#13645
BHalpin
Participant

Right off the bat – do not, I repeat, do not rely on diskettes for backups.

Over the years QW Support has had to rescue countless users who backed up on diskettes but then found them unusable when the need came to do a restore. (It was actually one of the most interesting parts of the job.)

Here is why:

Under Windows, a program writing to a diskette has absolutely no way of verifying that the data it asked to be written is in fact on the diskette and readable. The “write verify” option that DOS programs relied on before Windows is totally unreliable – and here is an example: I’ve copied a file to a diskette and then taken the diskette to another machine and tried to copy it from the diskette – and I get a read error on the diskette. In fact, I get a read error no matter what machine I try the diskette in. I go back to the original machine and do the copy again; no problem reported. If I immediately use the command-line command COMP to compare the original file to the copy on the diskette it reports the files are identical – BUT – the diskette light never comes on during the compare. This tells me that COMP is being fooled by Windows who has cached a copy of the original file in memory during the copy, and COMP is being fed the cached copy to compare to – not the copy on the diskette. If I pop the diskette out and then back in and do the COMP again I get a read error because there is in fact a bad sector on the diskette, and popping the diskette out caused Windows to discard the cached copy and actually do a proper read of the diskette to perform the compare.

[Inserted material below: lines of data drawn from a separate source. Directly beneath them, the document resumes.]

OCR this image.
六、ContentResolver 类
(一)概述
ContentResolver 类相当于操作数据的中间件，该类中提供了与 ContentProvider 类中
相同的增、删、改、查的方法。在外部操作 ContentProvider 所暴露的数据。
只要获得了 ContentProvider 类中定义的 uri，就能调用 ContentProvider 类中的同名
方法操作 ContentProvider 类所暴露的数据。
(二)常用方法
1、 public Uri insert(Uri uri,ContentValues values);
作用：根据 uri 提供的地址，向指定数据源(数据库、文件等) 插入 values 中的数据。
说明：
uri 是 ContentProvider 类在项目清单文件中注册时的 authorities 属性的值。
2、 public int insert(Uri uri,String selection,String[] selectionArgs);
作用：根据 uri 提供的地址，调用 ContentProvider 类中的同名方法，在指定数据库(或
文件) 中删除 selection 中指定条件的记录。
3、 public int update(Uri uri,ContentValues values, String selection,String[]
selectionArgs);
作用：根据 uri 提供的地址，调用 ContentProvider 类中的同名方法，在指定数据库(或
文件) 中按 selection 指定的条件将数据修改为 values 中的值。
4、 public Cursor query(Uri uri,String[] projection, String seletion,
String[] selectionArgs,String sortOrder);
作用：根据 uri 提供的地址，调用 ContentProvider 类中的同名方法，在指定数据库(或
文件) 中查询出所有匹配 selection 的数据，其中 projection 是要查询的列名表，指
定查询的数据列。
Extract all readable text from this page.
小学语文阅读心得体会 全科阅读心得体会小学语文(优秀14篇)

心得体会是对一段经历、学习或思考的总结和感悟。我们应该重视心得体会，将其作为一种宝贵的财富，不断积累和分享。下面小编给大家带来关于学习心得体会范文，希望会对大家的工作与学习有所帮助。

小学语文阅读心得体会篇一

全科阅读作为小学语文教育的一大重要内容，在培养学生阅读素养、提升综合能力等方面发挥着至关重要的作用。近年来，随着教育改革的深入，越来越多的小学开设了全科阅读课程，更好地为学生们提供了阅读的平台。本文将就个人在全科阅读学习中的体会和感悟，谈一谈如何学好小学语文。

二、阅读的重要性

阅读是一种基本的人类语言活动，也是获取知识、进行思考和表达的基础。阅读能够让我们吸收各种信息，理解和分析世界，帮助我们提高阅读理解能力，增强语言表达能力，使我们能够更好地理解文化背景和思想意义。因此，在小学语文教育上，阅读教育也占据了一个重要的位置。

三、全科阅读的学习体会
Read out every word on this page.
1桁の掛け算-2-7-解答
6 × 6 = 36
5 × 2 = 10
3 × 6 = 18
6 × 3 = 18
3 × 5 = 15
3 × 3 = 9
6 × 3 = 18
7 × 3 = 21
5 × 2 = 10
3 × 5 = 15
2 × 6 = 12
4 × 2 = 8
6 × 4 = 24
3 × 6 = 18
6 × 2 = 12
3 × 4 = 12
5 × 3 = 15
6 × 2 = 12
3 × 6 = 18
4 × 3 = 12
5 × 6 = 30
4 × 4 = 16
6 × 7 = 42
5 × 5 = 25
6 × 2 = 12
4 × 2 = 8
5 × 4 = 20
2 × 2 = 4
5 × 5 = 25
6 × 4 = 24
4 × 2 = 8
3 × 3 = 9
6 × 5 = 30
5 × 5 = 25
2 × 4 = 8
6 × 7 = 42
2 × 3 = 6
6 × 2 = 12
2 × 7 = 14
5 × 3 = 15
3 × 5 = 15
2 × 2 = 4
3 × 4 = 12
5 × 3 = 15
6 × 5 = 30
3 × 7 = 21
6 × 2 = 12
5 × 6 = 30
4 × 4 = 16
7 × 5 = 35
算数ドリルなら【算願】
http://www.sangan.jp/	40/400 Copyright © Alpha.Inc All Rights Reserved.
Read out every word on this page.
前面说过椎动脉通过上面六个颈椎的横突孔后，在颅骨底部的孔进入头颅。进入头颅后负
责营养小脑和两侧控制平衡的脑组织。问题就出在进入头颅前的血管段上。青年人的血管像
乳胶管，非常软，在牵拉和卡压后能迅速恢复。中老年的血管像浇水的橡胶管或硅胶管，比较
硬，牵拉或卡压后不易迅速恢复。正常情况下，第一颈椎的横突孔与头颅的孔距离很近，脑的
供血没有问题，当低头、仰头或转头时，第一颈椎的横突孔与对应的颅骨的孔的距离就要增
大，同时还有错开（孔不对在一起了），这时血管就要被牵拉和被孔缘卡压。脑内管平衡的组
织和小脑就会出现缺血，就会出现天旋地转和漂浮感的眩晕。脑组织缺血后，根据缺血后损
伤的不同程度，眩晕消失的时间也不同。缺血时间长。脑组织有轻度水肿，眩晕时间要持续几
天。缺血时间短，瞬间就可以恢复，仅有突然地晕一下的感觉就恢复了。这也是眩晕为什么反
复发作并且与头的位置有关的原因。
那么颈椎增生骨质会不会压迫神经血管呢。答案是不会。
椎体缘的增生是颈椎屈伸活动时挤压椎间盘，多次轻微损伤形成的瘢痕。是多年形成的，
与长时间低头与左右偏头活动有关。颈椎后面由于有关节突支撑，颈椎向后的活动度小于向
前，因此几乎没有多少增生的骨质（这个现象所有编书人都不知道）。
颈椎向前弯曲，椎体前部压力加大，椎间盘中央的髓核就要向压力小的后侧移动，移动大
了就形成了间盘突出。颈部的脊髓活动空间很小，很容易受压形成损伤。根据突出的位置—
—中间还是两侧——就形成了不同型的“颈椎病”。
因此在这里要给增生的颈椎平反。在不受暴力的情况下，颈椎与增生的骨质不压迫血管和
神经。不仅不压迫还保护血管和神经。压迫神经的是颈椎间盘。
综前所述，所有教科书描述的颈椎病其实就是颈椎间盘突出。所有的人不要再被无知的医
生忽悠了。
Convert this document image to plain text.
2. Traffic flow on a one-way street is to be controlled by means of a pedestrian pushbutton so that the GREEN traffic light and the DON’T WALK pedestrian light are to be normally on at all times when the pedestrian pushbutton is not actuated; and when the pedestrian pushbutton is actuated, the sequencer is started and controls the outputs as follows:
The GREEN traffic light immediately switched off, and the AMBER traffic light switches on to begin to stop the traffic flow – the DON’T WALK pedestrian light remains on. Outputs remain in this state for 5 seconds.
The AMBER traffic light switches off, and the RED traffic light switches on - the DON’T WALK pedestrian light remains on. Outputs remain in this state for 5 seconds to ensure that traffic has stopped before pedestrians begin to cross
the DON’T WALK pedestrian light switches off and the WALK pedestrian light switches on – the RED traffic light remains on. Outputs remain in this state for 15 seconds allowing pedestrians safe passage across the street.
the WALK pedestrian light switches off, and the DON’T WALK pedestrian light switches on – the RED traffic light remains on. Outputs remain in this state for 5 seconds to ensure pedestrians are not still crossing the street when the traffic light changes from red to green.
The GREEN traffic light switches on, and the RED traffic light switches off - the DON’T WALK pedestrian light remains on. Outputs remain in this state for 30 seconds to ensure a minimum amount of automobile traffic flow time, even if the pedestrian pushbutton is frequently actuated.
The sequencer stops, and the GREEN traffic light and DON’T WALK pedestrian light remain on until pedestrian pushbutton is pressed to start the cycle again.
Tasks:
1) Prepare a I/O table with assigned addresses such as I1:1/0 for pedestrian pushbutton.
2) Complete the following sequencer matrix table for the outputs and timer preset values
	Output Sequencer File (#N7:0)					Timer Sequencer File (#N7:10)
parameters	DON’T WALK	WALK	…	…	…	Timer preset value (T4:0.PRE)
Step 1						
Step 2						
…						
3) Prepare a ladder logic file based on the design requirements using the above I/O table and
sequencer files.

That was long-winded – but it’s really important stuff.

The bottom line is this: DO NOT TRUST DISKETTES FOR BACKUPS. At QW, we became pretty good at predicting that with each additional diskette in a backup set the chances of being able to succesfully restore from those disks went down by 10%. So, if you backup took 10 diskettes, our prediction would be that your chance of restoring from them is zero – and we were usually right.

Another example: I recently bought a 1 Gb USB drive to replace my trusty old 256 Mb one. Guess what? I got stung twice by copying data to the drive and going to a client’s office and finding the data on the drive was corrupted. I returned the drive and got a replacement and it works fine. Correction: (and important distinction) It has not failed YET.

So, what do you trust your backups to? The answer is nothing – you can’t trust any media to be readable when disaster strikes. All you can do is use multiple backup methods/media (CD, USB drive, tape, etc.) to make sure you are covered. So, backup onto USB drives (plural) – they are cheap and pretty reliable. Also, do backups on CD. Backup to another machine in the office. Mix and match these methods and you reduce your chances of disaster to near zero.



Now, with that diatribe over I’ll address your reply above. If you stop using diskettes for backup and move to a method with ‘modern’ speed and capacities, it won’t matter how big your books get, and the need to start fresh books every year is gone.